Kapital, Cilt I (1867) Marx'ın sağlığında yayımlandı. Marjinal fayda ilkesi 1870 yılında ortaya çıktı. O zamana kadar Marx diğer iki cildi çoktan hazırlamıştı ve diğer iki cildi yayınlamak için önce marjinal fayda ilkesini çürütmesi gerektiğine inanıyordu. Marx bu ilkeyi çürütmeye çalıştı, ancak bunu tatmin edici bir şekilde yapamadan 1883 yılında öldü. Ölümünden sonra kalan iki cilt Friedrich Engels'in eline geçti. Engels, Kapital'in II. cildini (1885) ve III. cildini (1894) Marx'ın eseri olarak düzenleyip yayınladı.

Çeviriler

Das Kapital'in ilk çeviri yayını Mart 1872'de Rusya İmparatorluğu'nda yapılmıştır. Bu ilk yabancı yayındı ve İngilizce baskısı 1887'de çıktı. "Sosyalizm ve komünizmin zararlı doktrinlerini" yasaklayan Rus sansürüne rağmen, Rus sansürcüler Das Kapital'i, içeriği "kapitalist sömürünün" hiç yaşanmadığı monarşik Rusya için geçerli olmayan ve "Rusya'da çok az insanın okuyacağı ve daha da azının anlayacağı" gerekçesiyle resmi olarak reddedilen "kesinlikle bilimsel bir politik ekonomi çalışması" olarak değerlendirdi. Yine de Marx, Das Kapital'in "her yerden daha fazla okunduğu ve değer gördüğü" ülkenin Rusya olduğunu kabul etmiştir. Örneğin, Rusça baskı en hızlı satılan baskı olmuştur, çünkü bir yıl içinde 3.000 kopya satılırken, Almanca baskının 1.000 kopya satması beş yıl sürmüştür, dolayısıyla Rusça çeviri Almanca orijinalinden on beş kat daha hızlı satılmıştır.
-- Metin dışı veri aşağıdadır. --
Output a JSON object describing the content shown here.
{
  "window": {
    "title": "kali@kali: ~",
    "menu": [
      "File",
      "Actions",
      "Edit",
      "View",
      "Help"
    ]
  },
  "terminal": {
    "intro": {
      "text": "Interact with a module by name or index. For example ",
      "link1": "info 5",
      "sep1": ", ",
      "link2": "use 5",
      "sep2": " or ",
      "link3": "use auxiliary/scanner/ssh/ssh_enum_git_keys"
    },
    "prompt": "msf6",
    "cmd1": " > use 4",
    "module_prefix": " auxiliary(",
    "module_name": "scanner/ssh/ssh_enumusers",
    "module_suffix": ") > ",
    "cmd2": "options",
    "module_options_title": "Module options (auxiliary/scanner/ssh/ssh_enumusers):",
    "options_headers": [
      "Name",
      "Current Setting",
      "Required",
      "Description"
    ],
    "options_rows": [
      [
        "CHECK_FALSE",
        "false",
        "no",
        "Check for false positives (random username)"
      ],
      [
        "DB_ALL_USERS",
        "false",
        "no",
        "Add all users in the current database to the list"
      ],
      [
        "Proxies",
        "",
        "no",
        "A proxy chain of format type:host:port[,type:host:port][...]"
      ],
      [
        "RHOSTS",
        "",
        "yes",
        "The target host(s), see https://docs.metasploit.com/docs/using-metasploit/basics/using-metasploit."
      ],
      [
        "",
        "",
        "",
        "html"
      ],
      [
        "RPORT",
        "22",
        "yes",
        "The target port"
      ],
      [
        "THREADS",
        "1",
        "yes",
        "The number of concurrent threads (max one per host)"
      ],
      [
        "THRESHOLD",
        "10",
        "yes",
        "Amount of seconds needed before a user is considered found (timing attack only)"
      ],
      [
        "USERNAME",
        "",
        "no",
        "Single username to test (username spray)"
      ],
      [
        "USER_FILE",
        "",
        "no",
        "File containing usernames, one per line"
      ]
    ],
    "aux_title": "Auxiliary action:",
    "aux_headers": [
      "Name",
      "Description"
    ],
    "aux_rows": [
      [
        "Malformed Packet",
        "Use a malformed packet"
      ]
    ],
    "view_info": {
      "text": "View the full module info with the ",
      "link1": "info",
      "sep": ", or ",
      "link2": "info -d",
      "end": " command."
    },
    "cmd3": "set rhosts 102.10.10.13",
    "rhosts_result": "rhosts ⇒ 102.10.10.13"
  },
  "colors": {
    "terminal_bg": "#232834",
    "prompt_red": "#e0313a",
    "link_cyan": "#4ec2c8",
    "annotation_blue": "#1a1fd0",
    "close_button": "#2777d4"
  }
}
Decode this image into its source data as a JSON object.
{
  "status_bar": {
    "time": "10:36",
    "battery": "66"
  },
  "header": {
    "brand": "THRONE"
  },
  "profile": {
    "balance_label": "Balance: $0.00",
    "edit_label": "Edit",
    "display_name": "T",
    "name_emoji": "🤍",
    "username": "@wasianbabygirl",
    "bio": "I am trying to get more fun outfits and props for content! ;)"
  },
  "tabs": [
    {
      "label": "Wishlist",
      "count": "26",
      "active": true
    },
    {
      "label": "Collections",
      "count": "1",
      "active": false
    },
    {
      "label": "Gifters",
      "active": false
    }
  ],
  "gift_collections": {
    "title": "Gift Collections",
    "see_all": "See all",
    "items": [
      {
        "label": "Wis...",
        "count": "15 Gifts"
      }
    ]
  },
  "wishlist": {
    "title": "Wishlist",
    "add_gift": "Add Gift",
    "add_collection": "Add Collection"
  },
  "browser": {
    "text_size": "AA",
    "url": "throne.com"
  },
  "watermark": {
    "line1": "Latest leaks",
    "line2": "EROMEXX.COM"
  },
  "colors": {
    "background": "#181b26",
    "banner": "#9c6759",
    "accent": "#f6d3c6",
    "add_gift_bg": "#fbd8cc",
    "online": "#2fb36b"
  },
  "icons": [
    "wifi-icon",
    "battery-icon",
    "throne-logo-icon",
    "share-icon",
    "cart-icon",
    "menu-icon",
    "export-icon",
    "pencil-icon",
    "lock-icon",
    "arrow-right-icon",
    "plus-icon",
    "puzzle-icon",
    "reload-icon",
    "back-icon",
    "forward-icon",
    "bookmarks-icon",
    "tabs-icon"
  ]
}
Kapital'in yabancı baskıları. Karl Marx'ın Ekonomi Politiğin Eleştirisi (1867) adlı eserinin yabancı baskılarında devrimci sosyalist Mikhail Bakunin'in (1814-1876) Rusça çevirisi de yer alır. Nihayetinde Marx'ın eseri tüm büyük dillere çevrildi. Engels'in gözetiminde Samuel Moore ve Eleanor Marx'ın ortağı Edward Aveling tarafından yapılan 1. cildin İngilizce çevirisi 1887 yılında Kapital adıyla yayımlandı: A Critical Analysis of Capitalist Production adıyla Swan Sonnenschein, Lowrey, & Co. tarafından yayımlandı. Bu eser 1970'lerde Moskova'daki Progress Publishers tarafından yeniden basılmış, daha yakın tarihli bir İngilizce çevirisi ise Ben Fowkes ve David Fernbach tarafından yapılmıştır (Penguin baskısı). Marx'ın eserlerinin MEGA II (Marx-Engels Gesamtausgabe) olarak bilinen nihai eleştirel baskısı Das Kapital'in Almanca çevirisini (sadece ilk cilt Fransızca) içermekte ve metinde yapılan tüm versiyon ve değişikliklerin yanı sıra çok kapsamlı bir dipnot ve çapraz referans aygıtını da göstermektedir.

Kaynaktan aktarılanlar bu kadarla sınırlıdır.